If the franchise's run of subpar efforts matches the decrepit state of the fiction, we can't chuckle appreciatively at the irony of it all forever. Sooner or later, Silent Hill must return to form, wrestling the survival horror crown from the hands of youthful pretenders Amnesia: The Dark Descent and Dead Space 2. The next and eighth instalment is Silent Hill: Downpour, developed by Vatra Games. Here's how Konami could make it the best yet, with a little input from producer Tomm Hulett.
Open Out The Map
Silent Hill has never been a true-blue open-worlder, sealing off huge portions of the map with broken door locks and chasms, but last generation outings left those red squiggly lines sufficiently far apart to make the town feel real - not just an arbitrary sequence of closed spaces, but an entity with its own internal structure, and a malevolent entity at that.

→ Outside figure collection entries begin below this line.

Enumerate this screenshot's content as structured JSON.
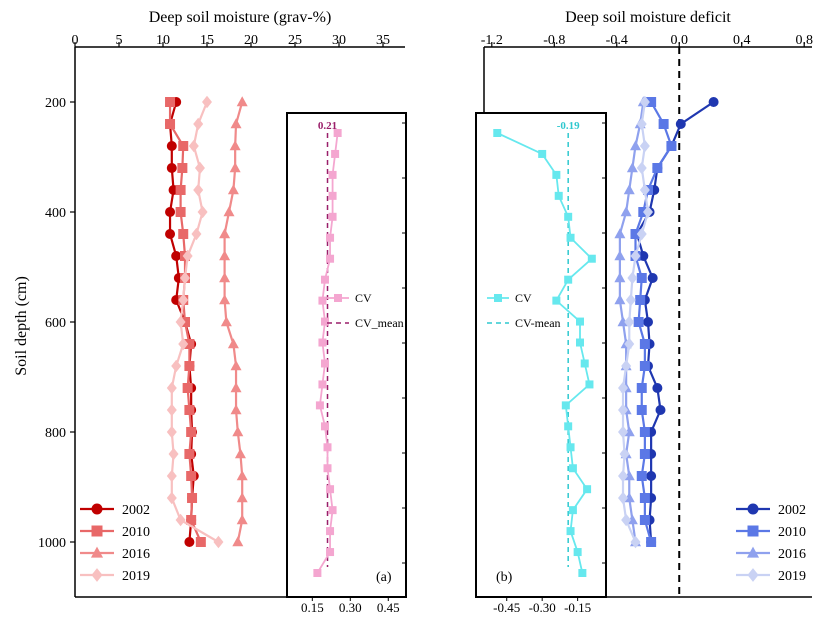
{
  "chart_data": [
    {
      "id": "a",
      "type": "line",
      "panel_label": "(a)",
      "xlabel": "Deep soil moisture (grav-%)",
      "ylabel": "Soil depth (cm)",
      "xlim": [
        0,
        37.5
      ],
      "xticks": [
        "0",
        "5",
        "10",
        "15",
        "20",
        "25",
        "30",
        "35"
      ],
      "ylim": [
        1100,
        100
      ],
      "yticks": [
        "200",
        "400",
        "600",
        "800",
        "1000"
      ],
      "legend_position": "bottom-left",
      "depths": [
        200,
        240,
        280,
        320,
        360,
        400,
        440,
        480,
        520,
        560,
        600,
        640,
        680,
        720,
        760,
        800,
        840,
        880,
        920,
        960,
        1000
      ],
      "series": [
        {
          "name": "2002",
          "marker": "circle",
          "color": "#c00000",
          "values": [
            11.5,
            10.8,
            11.0,
            11.0,
            11.2,
            10.8,
            10.8,
            11.5,
            11.8,
            11.5,
            12.5,
            13.2,
            13.0,
            13.2,
            13.2,
            13.3,
            13.2,
            13.5,
            13.3,
            13.2,
            13.0
          ]
        },
        {
          "name": "2010",
          "marker": "square",
          "color": "#e86868",
          "values": [
            10.8,
            10.8,
            12.3,
            12.2,
            12.0,
            12.0,
            12.3,
            12.5,
            12.5,
            12.3,
            12.5,
            13.0,
            13.0,
            12.8,
            13.0,
            13.2,
            13.0,
            13.2,
            13.3,
            13.2,
            14.3
          ]
        },
        {
          "name": "2016",
          "marker": "triangle",
          "color": "#f08a8a",
          "values": [
            19.0,
            18.3,
            18.2,
            18.2,
            18.0,
            17.5,
            17.0,
            17.0,
            17.0,
            17.0,
            17.2,
            18.0,
            18.3,
            18.3,
            18.3,
            18.5,
            18.8,
            19.0,
            19.0,
            19.0,
            18.5
          ]
        },
        {
          "name": "2019",
          "marker": "diamond",
          "color": "#f8c0c0",
          "values": [
            15.0,
            14.0,
            13.5,
            14.2,
            14.0,
            14.5,
            13.8,
            12.8,
            12.5,
            12.3,
            12.0,
            12.3,
            11.5,
            11.0,
            11.0,
            11.0,
            11.2,
            11.0,
            11.0,
            12.0,
            16.3
          ]
        }
      ],
      "inset": {
        "xticks": [
          "0.15",
          "0.30",
          "0.45"
        ],
        "xlim": [
          0.05,
          0.52
        ],
        "cv_label": "CV",
        "mean_label": "CV_mean",
        "mean_value": 0.21,
        "mean_text": "0.21",
        "color": "#f4a6d0",
        "mean_color": "#9a1f6a",
        "cv_values": [
          0.25,
          0.24,
          0.23,
          0.23,
          0.23,
          0.22,
          0.22,
          0.2,
          0.19,
          0.2,
          0.19,
          0.2,
          0.19,
          0.18,
          0.2,
          0.21,
          0.21,
          0.22,
          0.23,
          0.22,
          0.22,
          0.17
        ]
      }
    },
    {
      "id": "b",
      "type": "line",
      "panel_label": "(b)",
      "xlabel": "Deep soil moisture deficit",
      "ylim": [
        1100,
        100
      ],
      "xlim": [
        -1.25,
        0.85
      ],
      "xticks": [
        "-1.2",
        "-0.8",
        "-0.4",
        "0.0",
        "0.4",
        "0.8"
      ],
      "legend_position": "bottom-right",
      "depths": [
        200,
        240,
        280,
        320,
        360,
        400,
        440,
        480,
        520,
        560,
        600,
        640,
        680,
        720,
        760,
        800,
        840,
        880,
        920,
        960,
        1000
      ],
      "series": [
        {
          "name": "2002",
          "marker": "circle",
          "color": "#1f37b0",
          "values": [
            0.22,
            0.01,
            -0.05,
            -0.14,
            -0.16,
            -0.19,
            -0.27,
            -0.23,
            -0.17,
            -0.22,
            -0.2,
            -0.19,
            -0.2,
            -0.14,
            -0.12,
            -0.18,
            -0.18,
            -0.18,
            -0.18,
            -0.19,
            -0.18
          ]
        },
        {
          "name": "2010",
          "marker": "square",
          "color": "#5b78e6",
          "values": [
            -0.18,
            -0.1,
            -0.05,
            -0.14,
            -0.2,
            -0.23,
            -0.28,
            -0.28,
            -0.24,
            -0.25,
            -0.26,
            -0.22,
            -0.22,
            -0.24,
            -0.24,
            -0.22,
            -0.22,
            -0.24,
            -0.22,
            -0.22,
            -0.18
          ]
        },
        {
          "name": "2016",
          "marker": "triangle",
          "color": "#8fa1ee",
          "values": [
            -0.23,
            -0.25,
            -0.28,
            -0.3,
            -0.32,
            -0.34,
            -0.38,
            -0.38,
            -0.38,
            -0.38,
            -0.36,
            -0.34,
            -0.34,
            -0.34,
            -0.34,
            -0.32,
            -0.34,
            -0.32,
            -0.32,
            -0.3,
            -0.28
          ]
        },
        {
          "name": "2019",
          "marker": "diamond",
          "color": "#c9d2f4",
          "values": [
            -0.22,
            -0.24,
            -0.22,
            -0.24,
            -0.22,
            -0.2,
            -0.24,
            -0.28,
            -0.3,
            -0.31,
            -0.32,
            -0.32,
            -0.34,
            -0.36,
            -0.36,
            -0.36,
            -0.35,
            -0.36,
            -0.36,
            -0.34,
            -0.28
          ]
        }
      ],
      "inset": {
        "xticks": [
          "-0.45",
          "-0.30",
          "-0.15"
        ],
        "xlim": [
          -0.58,
          -0.03
        ],
        "cv_label": "CV",
        "mean_label": "CV-mean",
        "mean_value": -0.19,
        "mean_text": "-0.19",
        "color": "#66e8ee",
        "mean_color": "#2ec8cf",
        "cv_values": [
          -0.49,
          -0.3,
          -0.24,
          -0.23,
          -0.19,
          -0.18,
          -0.09,
          -0.19,
          -0.24,
          -0.14,
          -0.14,
          -0.12,
          -0.1,
          -0.2,
          -0.19,
          -0.18,
          -0.17,
          -0.11,
          -0.17,
          -0.18,
          -0.15,
          -0.13
        ]
      }
    }
  ]
}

Origins and Homecoming represent a drift in the opposite direction, and one Konami is eager to correct. According to Hulett: "SH1 and 2 had a lot of exploration moments in the town itself, where players had to wander around and find their way. Later games lost this feature but we wanted to bring it back. Since Downpour is on much more powerful consoles, the town size and the detail we can achieve is much greater. So fans will have a lot to take in."
Bring Back The Wimps
The best Silent Hill games don't "do" strong protagonists; they do fascinatingly feeble ones. The first game's hero, Harry Mason, was a weak-kneed everyman who spent most of the plot never quite catching sight of his infant daughter. Then came Silent Hill 2's James Sutherland, a stoop-shouldered, teary-eyed bundle of impotency who can barely hold a crowbar straight. Silent Hill 3 gave us Heather, a teenage girl of interest to the forces of darkness only because she happens to be the unwitting mother of a god, and Silent Hill 4 introduced players to Henry Townshend, a man locked in his own flat.
Alas, Konami's supplies of sympathetic wussiness had run dry when work began on Origins, which put us in charge of hardened trucker Travis Grady, and this sudden streak of machismo ran over into Homecoming, helmed by war hero Alex Shepherd. Both men had their personal issues, but they were also skilled combatants, more than a match for the monsters Silent Hill conjured from the depths of their backstories.
Konami needs to arrest this process of gradual beefing-up, which presumably has to do with appeasing the COD crowd, in order to restore the franchise's waning chills. It's hard to be scared when you're putting down phantasms with your bare fists. Don't empower us, chaps - break us down. Draw out our inner children. We're all wimps at heart. Vatra isn't off to a very auspicious start here - the latest lost soul to hit the chopping block is escaped convict Murphy Pendleton.